Der Kläger erhob Kündigungsschutzklage mit dem Argument, die Kündigung sei nach § 7 Abs. 1, §§ 1, 3 AGG i.V.m. § 134 BGB nichtig und im Übrigen gemäß § 242 BGB unwirksam, da die Beklagte – unstreitig – ein Präventionsverfahren gemäß § 167 Abs. 1 SGB IX als Konkretisierung des Verhältnismäßigkeitsgrundsatzes nicht durchgeführt und gegen die Pflicht zum Angebot eines behinderungsgerechten Arbeitsplatzes verstoßen habe. Der beklagte Arbeitgeber gab als Kündigungsgrund an, der Kläger sei fachlich ungeeignet.
Die Klage war vor dem ArbG Nordhausen und dem LAG Thüringen erfolglos. Das BAG wies die Revision des Klägers zurück, die Urteilsgründe wurden Ende Juli 2025 veröffentlicht.
Entscheidung des BAG
Das BAG sieht keinen Verstoß des Arbeitgebers gegen § 167 Abs. 1 SGB IX (sog. „Präventionsverfahren“ = frühzeitige Einschaltung der Schwerbehindertenvertretung, des Betrieb- bzw. Personalrats sowie des Integrationsamtes), da diese Vorschrift ausschließlich für Kündigungen im zeitlichen und sachlichen Anwendungsbereich des Kündigungsschutzgesetzes (KSchG) gilt, also während der Wartezeit des § 1 Abs. 1 KSchG (= 6 Monate) nicht zur Anwendung kommt.

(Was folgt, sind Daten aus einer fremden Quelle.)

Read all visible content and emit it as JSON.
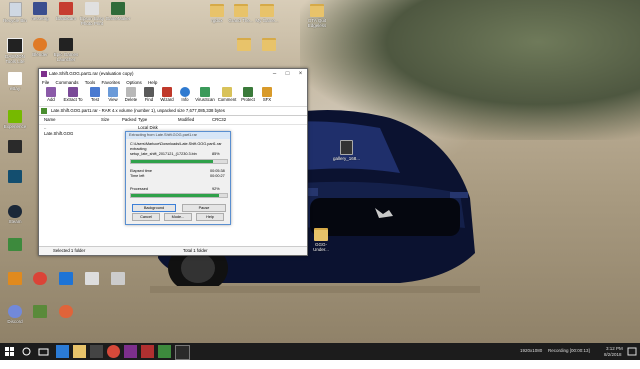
{
  "desktop": {
    "icons_left": [
      {
        "label": "Recycle Bin"
      },
      {
        "label": "netsetng"
      },
      {
        "label": "Bandicam"
      },
      {
        "label": "Epson Easy Photo Print"
      },
      {
        "label": "GameMaker"
      },
      {
        "label": "Blender"
      },
      {
        "label": "Epic Games Launcher"
      },
      {
        "label": "DAEMON Tools Lite"
      },
      {
        "label": "eBay"
      },
      {
        "label": "Experience"
      },
      {
        "label": "Steam"
      },
      {
        "label": "Discord"
      }
    ],
    "icons_top": [
      {
        "label": "rgdox"
      },
      {
        "label": "Grand The..."
      },
      {
        "label": "My Game..."
      },
      {
        "label": "GTA Quit Edgeless"
      }
    ],
    "icon_gallery": "gallery_168...",
    "icon_right_folder": "GGG-Under..."
  },
  "winrar": {
    "title": "Late.Shift.GOG.part1.rar (evaluation copy)",
    "menu": [
      "File",
      "Commands",
      "Tools",
      "Favorites",
      "Options",
      "Help"
    ],
    "toolbar": [
      "Add",
      "Extract To",
      "Test",
      "View",
      "Delete",
      "Find",
      "Wizard",
      "Info",
      "VirusScan",
      "Comment",
      "Protect",
      "SFX"
    ],
    "path": "Late.Shift.GOG.part1.rar - RAR 4.x volume (number 1), unpacked size 7,677,085,338 bytes",
    "columns": [
      "Name",
      "Size",
      "Packed",
      "Type",
      "Modified",
      "CRC32"
    ],
    "rows": [
      {
        "name": "..",
        "type": "Local Disk"
      },
      {
        "name": "Late.Shift.GOG",
        "type": "File folder",
        "modified": "1/1/2018 8:28"
      }
    ],
    "status_left": "Selected 1 folder",
    "status_right": "Total 1 folder"
  },
  "extract_dialog": {
    "title": "Extracting from Late.Shift.GOG.part1.rar",
    "path": "C:\\Users\\Marluce\\Downloads\\Late.Shift.GOG.part1.rar",
    "action": "extracting",
    "file": "setup_late_shift_2017121_(17230.3.bin",
    "file_percent": "85%",
    "elapsed_label": "Elapsed time",
    "elapsed_value": "00:05:38",
    "left_label": "Time left",
    "left_value": "00:00:27",
    "processed_label": "Processed",
    "processed_percent": "92%",
    "file_fraction": 0.85,
    "processed_fraction": 0.92,
    "buttons": [
      "Background",
      "Pause",
      "Cancel",
      "Mode...",
      "Help"
    ]
  },
  "taskbar": {
    "resolution": "1920x1080",
    "recording": "Recording [00:00:13]",
    "time": "3:12 PM",
    "date": "8/2/2018"
  }
}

Der Wortlaut von § 167 Abs. 1 SGB IX („Eintreten von personen-, verhaltens- oder betriebsbedingten Schwierigkeiten im Arbeits- oder sonstigen Beschäftigungsverhältnis“) knüpfe erkennbar an die in § 1 Abs. 2 KSchG verwendeten Begriffe „Gründe … in der Person“, „Gründe … in dem Verhalten“ und „dringende betriebliche Erfordernisse“ an. Dies zeige, dass das Präventionsverfahren nur zu durchlaufen ist, wenn das KSchG anwendbar und ein nach § 1 Abs. 2 Satz 1 KSchG geeigneter Grund erforderlich sei.
Das BAG stellt darüber hinaus klar, dass ein Präventionsverfahren nach § 167 Abs. 1 SGB IX nicht nur in der 6-monatigen Wartezeit ausgeschlossen ist, sondern darüber hinaus auch in einem Kleinbetrieb i.S.v. § 23 Abs. 1 KSchG.
Im Streitfall sei, so das BAG, die Kündigung ausschließlich wegen der mangelnden fachlichen Eignung des Klägers erfolgt, dieser habe nicht vorgetragen, dass dieser Eignungsmangel untrennbar auf seiner Behinderung beruhe und auch selbst nicht behauptet, dass ein entsprechender Eignungsmangel bei Arbeitnehmern mit Behinderung weitaus öfter vorliege.
Auch eine Benachteiligung gemäß § 7 Abs. 1, §§ 1, 3 AGG (Verbot der Benachteiligung aus Gründen der Rasse oder wegen der ethnischen Herkunft, des Geschlechts, der Religion oder Weltanschauung, einer Behinderung, des Alters oder der sexuellen Identität) lag nach Auffassung des BAG nicht vor, da die Kündigung in keinem Zusammenhang mit der Schwerbehinderung des Klägers stand.
Das BAG sah i.ü. auch keinen Verstoß gegen § 242 BGB (sitten- oder treuwidrige Kündigung des Arbeitgebers, die auf willkürlichen, sachfremden oder diskriminierenden Motiven beruht), musste dies aber nicht abschließend entscheiden, da die fachliche Nichteignung des Klägers in keinerlei Zusammenhang mit dessen Schwerbehinderung stand und auch nicht durch angemessene, behinderungsspezifische Vorkehrungen hätte beseitigt werden können; der Kläger hatte auch keine freien Arbeitsplätze bei der Beklagten konkret benannt, für die er die notwendige Kompetenz, Fähigkeit und Verfügbarkeit aufgewiesen habe.
Hinweis:
Das BAG verwirft damit ausdrücklich auch die gegenteilige Annahme des Arbeitsgerichts Köln (Urteil vom 20.12.2023, 18 Ca 3954/23). Dieses Urteil wurde zwar vom LAG Köln (Urteil vom 12.09.2024, 6 SLa 76/24) aufgehoben, das LAG hatte dabei allerdings gleichwohl eine Pflicht des Arbeitgebers angenommen, bei Kündigung eines Schwerbehinderten auch schon in den ersten sechs Monaten des Arbeitsverhältnisses ein Präventionsverfahren durchzuführen.
Die Entscheidung schafft damit Rechtssicherheit – für Arbeitgeber wie Arbeitnehmer.